Duumviri: Detecting Trackers and Mixed Trackers with a Breakage Detector

TL;DR

Duumviri tackles the privacy risk from web trackers by integrating breakage detection into tracker detection and using differential features derived from rendering traces, enabling more precise blocking of non-mixed trackers and partial blocking of mixed trackers. It employs two classifiers—one for trackers and one for breakage—trained on carefully constructed, differential features; the breakage detector reduces misclassification errors that lead to page breakage. In evaluations on 15K pages for non-mixed trackers, it achieves an adjusted accuracy of $97.44\%$, and for mixed trackers, a conservative lower-bound of $74.19\%$, while uncovering 22 new trackers and 26 mixed trackers. The work demonstrates practical utility by producing actionable rules, reporting findings to the community, and releasing artifacts to enable researchers and developers to accelerate privacy-preserving block-list improvements.

Abstract

Web tracking harms user privacy. As a result, the use of tracker detection and blocking tools is a common practice among Internet users. However, no such tool can be perfect, and thus there is a trade-off between avoiding breakage (caused by unintentionally blocking some required functionality) and neglecting to block some trackers.
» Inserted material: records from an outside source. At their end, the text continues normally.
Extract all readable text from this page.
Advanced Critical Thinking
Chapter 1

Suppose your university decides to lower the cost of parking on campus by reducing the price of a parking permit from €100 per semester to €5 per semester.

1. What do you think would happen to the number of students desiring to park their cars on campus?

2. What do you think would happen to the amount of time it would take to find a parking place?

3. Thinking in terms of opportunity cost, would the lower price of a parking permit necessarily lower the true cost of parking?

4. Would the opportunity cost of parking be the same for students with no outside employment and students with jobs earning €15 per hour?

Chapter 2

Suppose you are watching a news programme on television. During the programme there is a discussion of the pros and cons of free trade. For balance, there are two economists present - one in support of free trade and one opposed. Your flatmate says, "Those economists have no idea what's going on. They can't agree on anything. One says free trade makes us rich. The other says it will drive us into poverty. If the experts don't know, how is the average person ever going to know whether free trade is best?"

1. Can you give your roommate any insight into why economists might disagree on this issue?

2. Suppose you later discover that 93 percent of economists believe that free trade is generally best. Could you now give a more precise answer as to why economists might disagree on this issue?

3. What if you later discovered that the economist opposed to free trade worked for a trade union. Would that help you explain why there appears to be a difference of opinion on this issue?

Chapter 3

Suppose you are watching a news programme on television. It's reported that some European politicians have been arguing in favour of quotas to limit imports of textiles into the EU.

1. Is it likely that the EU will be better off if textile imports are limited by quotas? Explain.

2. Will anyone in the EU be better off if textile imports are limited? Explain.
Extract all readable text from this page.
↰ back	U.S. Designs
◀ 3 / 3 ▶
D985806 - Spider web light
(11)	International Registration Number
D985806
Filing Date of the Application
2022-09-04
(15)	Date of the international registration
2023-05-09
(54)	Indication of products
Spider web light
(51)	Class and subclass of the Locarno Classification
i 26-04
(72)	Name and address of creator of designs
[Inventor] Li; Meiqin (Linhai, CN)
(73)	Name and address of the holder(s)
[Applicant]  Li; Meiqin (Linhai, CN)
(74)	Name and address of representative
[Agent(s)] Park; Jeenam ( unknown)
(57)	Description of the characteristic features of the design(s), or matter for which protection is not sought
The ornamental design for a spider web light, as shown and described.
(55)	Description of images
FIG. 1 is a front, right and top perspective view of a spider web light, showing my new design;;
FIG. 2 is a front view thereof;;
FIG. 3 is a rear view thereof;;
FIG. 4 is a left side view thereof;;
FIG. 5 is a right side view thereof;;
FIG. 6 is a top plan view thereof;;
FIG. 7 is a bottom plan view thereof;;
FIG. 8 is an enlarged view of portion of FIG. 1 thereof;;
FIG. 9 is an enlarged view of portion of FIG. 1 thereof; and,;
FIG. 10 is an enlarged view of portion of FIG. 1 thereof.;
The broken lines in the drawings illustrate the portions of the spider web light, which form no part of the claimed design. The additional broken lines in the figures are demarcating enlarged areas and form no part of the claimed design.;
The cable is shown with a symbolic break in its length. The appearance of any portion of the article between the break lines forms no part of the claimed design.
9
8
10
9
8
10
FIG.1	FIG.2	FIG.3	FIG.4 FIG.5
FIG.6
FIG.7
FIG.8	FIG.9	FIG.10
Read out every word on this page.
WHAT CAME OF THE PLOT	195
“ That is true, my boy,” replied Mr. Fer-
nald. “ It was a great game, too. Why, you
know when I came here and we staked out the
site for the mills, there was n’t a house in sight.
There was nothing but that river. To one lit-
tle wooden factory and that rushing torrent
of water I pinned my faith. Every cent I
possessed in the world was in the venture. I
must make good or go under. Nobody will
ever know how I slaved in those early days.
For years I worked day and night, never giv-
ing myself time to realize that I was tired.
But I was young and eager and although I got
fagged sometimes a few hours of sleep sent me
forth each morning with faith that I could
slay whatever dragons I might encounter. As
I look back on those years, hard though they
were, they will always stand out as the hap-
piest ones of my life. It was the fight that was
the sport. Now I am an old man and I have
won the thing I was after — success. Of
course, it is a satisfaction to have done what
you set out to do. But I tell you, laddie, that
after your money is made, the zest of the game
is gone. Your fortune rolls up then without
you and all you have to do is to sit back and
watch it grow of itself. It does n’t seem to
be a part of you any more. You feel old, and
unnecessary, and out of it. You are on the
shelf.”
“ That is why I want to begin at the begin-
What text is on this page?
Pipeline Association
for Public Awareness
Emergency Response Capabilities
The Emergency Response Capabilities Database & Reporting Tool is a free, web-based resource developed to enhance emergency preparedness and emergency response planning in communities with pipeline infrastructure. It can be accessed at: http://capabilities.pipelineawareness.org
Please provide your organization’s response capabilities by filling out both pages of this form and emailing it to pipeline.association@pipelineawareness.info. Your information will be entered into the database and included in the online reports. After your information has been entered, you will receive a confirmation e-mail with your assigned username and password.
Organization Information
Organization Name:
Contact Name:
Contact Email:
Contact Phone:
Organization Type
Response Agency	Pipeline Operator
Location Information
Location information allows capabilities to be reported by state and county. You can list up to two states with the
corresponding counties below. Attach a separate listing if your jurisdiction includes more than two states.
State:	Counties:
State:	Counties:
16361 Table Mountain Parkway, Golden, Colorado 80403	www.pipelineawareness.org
State-of-the-art tools usually rely on user reports and developer effort to detect breakages, which can be broadly categorized into two causes: 1) misidentifying non-trackers as trackers, and 2) blocking mixed trackers which blend tracking with functional components. We propose incorporating a machine learning-based breakage detector into the tracker detection pipeline to automatically avoid misidentification of functional resources. For both tracker detection and breakage detection, we propose using differential features that can more clearly elucidate the differences caused by blocking a request. We designed and implemented a prototype of our proposed approach, Duumviri, for non-mixed trackers. We then adopt it to automatically identify mixed trackers, drawing differential features at partial-request granularity. In the case of non-mixed trackers, evaluating Duumviri on 15K pages shows its ability to replicate the labels of human-generated filter lists, EasyPrivacy, with an accuracy of 97.44%. Through a manual analysis, we find that Duumviri can identify previously unreported trackers and its breakage detector can identify overly strict EasyPrivacy rules that cause breakage. In the case of mixed trackers, Duumviri is the first automated mixed tracker detector, and achieves a lower bound accuracy of 74.19%. Duumviri has enabled us to detect and confirm 22 previously unreported unique trackers and 26 unique mixed trackers.

Figures (5)

• Figure 1: An example of an exception rule used to 'fix' page breakage. When 'fender.com' fetches 'gretel.min.js' from 'cdn.cquotient.com'. This request is blocked as the domain is listed as a tracking server. However, the particular resource is used for legitimate web page functionality (product recommendation); blocking it causes missing page content. Privacy developers fix this issue by adding an exception rule that makes an exception for 'fender.com' github_commit_fixing.
• Figure 2: 1) Duumviri visits a page using two instrumented browser instances capable of produce a rendering trace. Both instances share a network cache. 2) Duumviri conducts differential analysis on the page instances and draws differential features independently for its detectors. 3) the detectors take the features and make predictions. The predictions determine if the potential tracker is added to the filter list.
• Figure 3: Duumviri discovered EasyPrivacy-caused site breakage on 'ero-advertising.com'.
• Figure 4: Duumviri discovered mixed tracker on 'myblogguest.com'.
• Figure 5: A Duumviri identified tracker on 'focus.de' with file-level header comment that leads to external documentation.